Er hatte ein Blatt vor mich hingelegt, auf dem nichts weiter stand, als: „Ich gebe Ihnen plein pouvoir. Sie können ihm im äußersten Falle dies zeigen.“

Weißfisch deutete auf die letzten Worte. In seinen hellen Augen, als ich jetzt, sprachlos vor Staunen und Schrecken, zu ihm aufblickte, glitzerte ein triumphirendes Lächeln.

Das Lächeln gab mir die Besinnung wieder.

„Sie haben mich verrathen!“ rief ich.

„Das ist ein hartes Wort,“ sagte er, während er mit jetzt auch lächelndem Munde das Papier wieder faltete und in die Taschen gleiten ließ.

„Nicht zu hart für Sie! Ich hatte Sie gebeten, ich hatte Ihnen befohlen, daß Sie mein Geheimniß bewahren wollen, und Sie haben es mir versprochen. Gehen Sie!“

„Wann darf ich morgen wiederkommen?“

„Nicht morgen und nie: ich will Sie nicht wiedersehen.“

„Das ist Ihr letztes Wort?“

„Es ist mein letztes, so wahr Sie ein –“

„So wahr ich was bin?“

Das noch eben lächelnde Gesicht hatte sich zu einer gräulichen Fratze verzerrt, aus der ein paar giftige Augen stierten. Er knirschte durch die starken Weißen Zähne: „Hüten Sie sich! Wie ich Ihnen nützen kann, so kann ich Ihnen schaden. Hoch oder niedrig, mich hat noch Niemand ungestraft beleidigt. Und zwischen uns Beiden ist noch nicht aller Tage Abend. Merken Sie sich das!“

Er stand vor mir, die beiden starken Fäuste krampfhaft geballt, daß die Knöchel zu weißen Flecken wurden, wie sie auch auf seinem zornglühenden Gesicht hervortraten. Ich fürchtete mich nicht; aber es ekelte mich; ich wies schweigend nach der Treppe, welche von dem Werkstattboden nach unten führte, wo sie mit einer Thür verschlossen war.

„Sie jagen mich fort!“ schrie er, „wie Ihr sauberer Herr Vater und wie der Lump von Kammerherr, der übrigens ebenso gut Ihr Vater sein kann, Sie –“

„Hinaus!“ schrie ich aufspringend.

Er prallte zurück, feig wie er war, vielleicht in Erinnerung meiner Körperkraft, von der ich ihm früher manche Proben gegeben hatte. Und dann war sein Blick auf meinen kranken Arm gefallen. Er lachte höhnisch: „Wie die Natterbrut zischt! Ich will ihr einen Denkzettel auf das glatte Fell geben!“

Und er griff seitwärts auf dem Tische nach dem schweren Hammer, mit dem er vorhin gespielt hatte, zog aber blitzschell die Hand zurück mit einem erschrockenen Blick nach der Treppe, der ich gerade jetzt den Rücken zugewandt hatte, um nun auch dahin zu blicken und kaum minder zu erschrecken als der Rasende.

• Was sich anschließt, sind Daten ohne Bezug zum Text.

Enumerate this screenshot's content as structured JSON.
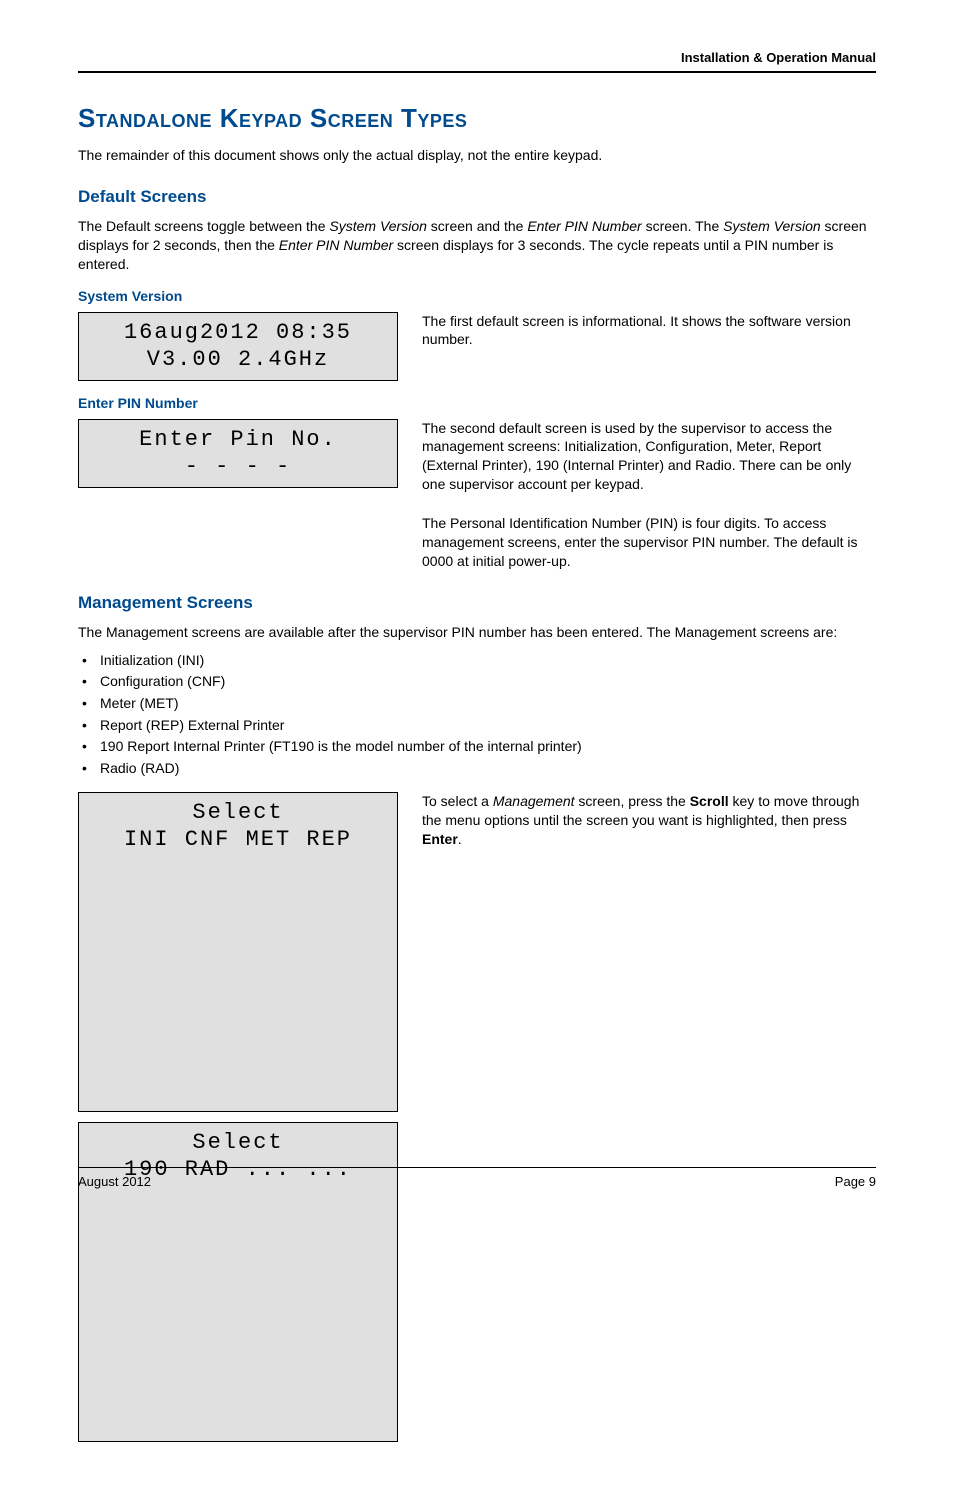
{
  "header": {
    "manual_title": "Installation & Operation Manual"
  },
  "title": "Standalone Keypad Screen Types",
  "intro": "The remainder of this document shows only the actual display, not the entire keypad.",
  "default_screens": {
    "heading": "Default Screens",
    "para_pre": "The Default screens toggle between the ",
    "sv_it": "System Version",
    "para_mid1": " screen and the ",
    "epn_it": "Enter PIN Number",
    "para_mid2": " screen. The ",
    "para_mid3": " screen displays for 2 seconds, then the ",
    "para_mid4": " screen displays for 3 seconds. The cycle repeats until a PIN number is entered."
  },
  "system_version": {
    "heading": "System Version",
    "lcd_line1": "16aug2012  08:35",
    "lcd_line2": "V3.00 2.4GHz",
    "desc": "The first default screen is informational. It shows the software version number."
  },
  "enter_pin": {
    "heading": "Enter PIN Number",
    "lcd_line1": "Enter Pin No.",
    "lcd_line2": "-  -  -  -",
    "desc1": "The second default screen is used by the supervisor to access the management screens: Initialization, Configuration, Meter, Report (External Printer), 190 (Internal Printer) and Radio. There can be only one supervisor account per keypad.",
    "desc2": "The Personal Identification Number (PIN) is four digits. To access management screens, enter the supervisor PIN number. The default is 0000 at initial power-up."
  },
  "management": {
    "heading": "Management Screens",
    "intro": "The Management screens are available after the supervisor PIN number has been entered. The Management screens are:",
    "items": [
      "Initialization (INI)",
      "Configuration (CNF)",
      "Meter (MET)",
      "Report (REP) External Printer",
      "190 Report Internal Printer (FT190 is the model number of the internal printer)",
      "Radio (RAD)"
    ],
    "lcd1_line1": "Select",
    "lcd1_line2": "INI CNF MET REP",
    "lcd2_line1": "Select",
    "lcd2_line2": "190 RAD ... ...",
    "desc_pre": "To select a ",
    "desc_it": "Management",
    "desc_mid1": " screen, press the ",
    "desc_scroll": "Scroll",
    "desc_mid2": " key to move through the menu options until the screen you want is highlighted, then press ",
    "desc_enter": "Enter",
    "desc_end": "."
  },
  "footer": {
    "date": "August 2012",
    "page": "Page 9"
  },
  "colors": {
    "heading_blue": "#004a8d",
    "lcd_bg": "#e0e0e0",
    "text": "#000000"
  }
}
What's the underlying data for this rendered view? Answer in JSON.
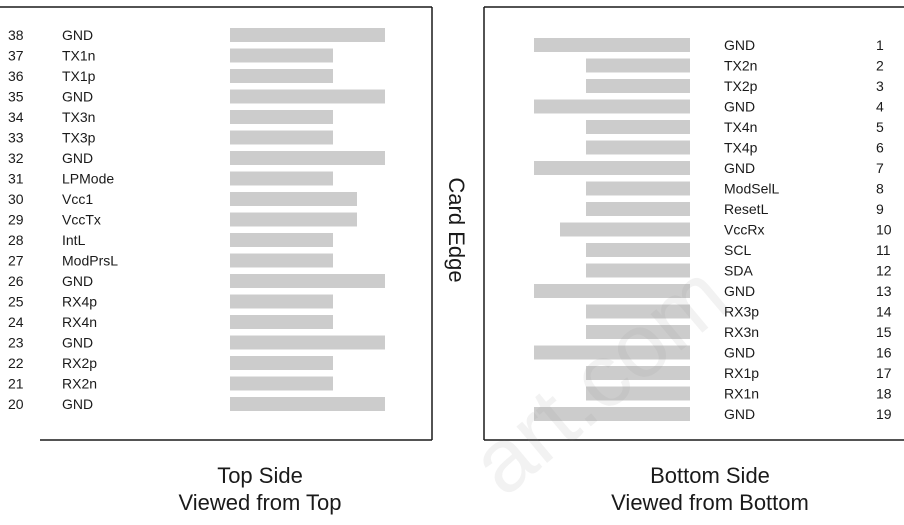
{
  "top_side": {
    "caption_line1": "Top Side",
    "caption_line2": "Viewed from Top",
    "pins": [
      {
        "num": "38",
        "name": "GND",
        "pad": "long"
      },
      {
        "num": "37",
        "name": "TX1n",
        "pad": "short"
      },
      {
        "num": "36",
        "name": "TX1p",
        "pad": "short"
      },
      {
        "num": "35",
        "name": "GND",
        "pad": "long"
      },
      {
        "num": "34",
        "name": "TX3n",
        "pad": "short"
      },
      {
        "num": "33",
        "name": "TX3p",
        "pad": "short"
      },
      {
        "num": "32",
        "name": "GND",
        "pad": "long"
      },
      {
        "num": "31",
        "name": "LPMode",
        "pad": "short"
      },
      {
        "num": "30",
        "name": "Vcc1",
        "pad": "medium"
      },
      {
        "num": "29",
        "name": "VccTx",
        "pad": "medium"
      },
      {
        "num": "28",
        "name": "IntL",
        "pad": "short"
      },
      {
        "num": "27",
        "name": "ModPrsL",
        "pad": "short"
      },
      {
        "num": "26",
        "name": "GND",
        "pad": "long"
      },
      {
        "num": "25",
        "name": "RX4p",
        "pad": "short"
      },
      {
        "num": "24",
        "name": "RX4n",
        "pad": "short"
      },
      {
        "num": "23",
        "name": "GND",
        "pad": "long"
      },
      {
        "num": "22",
        "name": "RX2p",
        "pad": "short"
      },
      {
        "num": "21",
        "name": "RX2n",
        "pad": "short"
      },
      {
        "num": "20",
        "name": "GND",
        "pad": "long"
      }
    ]
  },
  "bottom_side": {
    "caption_line1": "Bottom Side",
    "caption_line2": "Viewed from Bottom",
    "pins": [
      {
        "num": "1",
        "name": "GND",
        "pad": "long"
      },
      {
        "num": "2",
        "name": "TX2n",
        "pad": "short"
      },
      {
        "num": "3",
        "name": "TX2p",
        "pad": "short"
      },
      {
        "num": "4",
        "name": "GND",
        "pad": "long"
      },
      {
        "num": "5",
        "name": "TX4n",
        "pad": "short"
      },
      {
        "num": "6",
        "name": "TX4p",
        "pad": "short"
      },
      {
        "num": "7",
        "name": "GND",
        "pad": "long"
      },
      {
        "num": "8",
        "name": "ModSelL",
        "pad": "short"
      },
      {
        "num": "9",
        "name": "ResetL",
        "pad": "short"
      },
      {
        "num": "10",
        "name": "VccRx",
        "pad": "medium"
      },
      {
        "num": "11",
        "name": "SCL",
        "pad": "short"
      },
      {
        "num": "12",
        "name": "SDA",
        "pad": "short"
      },
      {
        "num": "13",
        "name": "GND",
        "pad": "long"
      },
      {
        "num": "14",
        "name": "RX3p",
        "pad": "short"
      },
      {
        "num": "15",
        "name": "RX3n",
        "pad": "short"
      },
      {
        "num": "16",
        "name": "GND",
        "pad": "long"
      },
      {
        "num": "17",
        "name": "RX1p",
        "pad": "short"
      },
      {
        "num": "18",
        "name": "RX1n",
        "pad": "short"
      },
      {
        "num": "19",
        "name": "GND",
        "pad": "long"
      }
    ]
  },
  "card_edge_label": "Card Edge",
  "colors": {
    "pad": "#cccccc",
    "line": "#1a1a1a",
    "text": "#1a1a1a"
  }
}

Auf der letzten Stufe der Treppe stand der Oberst von Vogtriz, vielmehr hatte gestanden; denn schon war er mit ein paar raschen Schritten zwischen mir und Jenem, der nun den Kopf hängenließ und scheu zurückwich, wie eine Bestie vor der Peitsche des Bändigers, nach der Treppe zu, in die ich hinabtauchte.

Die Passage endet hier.